La Montreal Maine & Atlantic Railway a obtenu l'autorisation de Transports Canada de n'assigner qu'un seul opérateur à ses trains. Une autorisation peu fréquente qui fait sourciller des observateurs du milieu ferroviaire.

Le train de 73 wagons, qui s'est immobilisé à Nantes quelques heures avant d'exploser au centre-ville de Lac-Mégantic, n'était piloté que par une personne. C'est une pratique de plus en plus répandue aux États-Unis, où des entreprises ferroviaires tentent de réduire leurs coûts d'exploitation.

Au Canada, les principaux transporteurs comme le CN et le CP utilisent des équipages de deux personnes. Le porte-parole du CN, Louis-Antoine Paquin, a d'ailleurs précisé que l'entreprise n'a jamais envisagé de réduire leur taille.
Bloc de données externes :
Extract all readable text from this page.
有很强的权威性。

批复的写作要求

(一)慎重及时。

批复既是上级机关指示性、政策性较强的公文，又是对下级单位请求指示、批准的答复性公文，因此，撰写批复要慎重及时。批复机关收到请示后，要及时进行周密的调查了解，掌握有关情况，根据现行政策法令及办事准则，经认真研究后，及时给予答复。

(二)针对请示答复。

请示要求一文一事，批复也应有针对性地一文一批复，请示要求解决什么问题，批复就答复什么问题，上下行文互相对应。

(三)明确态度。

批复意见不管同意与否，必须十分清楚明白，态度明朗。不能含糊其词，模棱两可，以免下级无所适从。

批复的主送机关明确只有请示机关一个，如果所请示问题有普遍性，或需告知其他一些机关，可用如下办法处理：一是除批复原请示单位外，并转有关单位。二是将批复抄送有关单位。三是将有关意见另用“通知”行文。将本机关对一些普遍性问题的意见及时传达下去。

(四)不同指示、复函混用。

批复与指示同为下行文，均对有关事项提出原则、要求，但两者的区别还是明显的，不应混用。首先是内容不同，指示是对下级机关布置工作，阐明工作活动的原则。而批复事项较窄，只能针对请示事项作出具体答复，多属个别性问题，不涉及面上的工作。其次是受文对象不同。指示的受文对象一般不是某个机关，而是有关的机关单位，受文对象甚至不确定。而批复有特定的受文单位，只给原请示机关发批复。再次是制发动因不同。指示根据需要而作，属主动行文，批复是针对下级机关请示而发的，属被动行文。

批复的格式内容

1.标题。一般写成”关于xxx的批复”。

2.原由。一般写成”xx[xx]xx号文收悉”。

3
En mai 2012, le grand patron de la MMA, Edward Burkhardt, annonce au Eastern Railroad News, une publication spécialisée, qu'il vient d'obtenir l'approbation de Transports Canada pour l'utilisation d'équipages à une personne. L'implantation d'une technologie de pilotage à distance des locomotives permet la mise en place de ces équipes réduites.

«Bien que nous ayions le feu vert général de Transports Canada, nous devons maintenant compléter la formation et certaines autres étapes avant de complètement implanter le système d'opération à une personne à la grandeur du réseau», déclarait à l'époque M. Burkhardt. Il ajoutait: «C'est un gros projet et je suis très fier de notre personnel pour avoir pris la pôle dans le pays avec cette technologie.»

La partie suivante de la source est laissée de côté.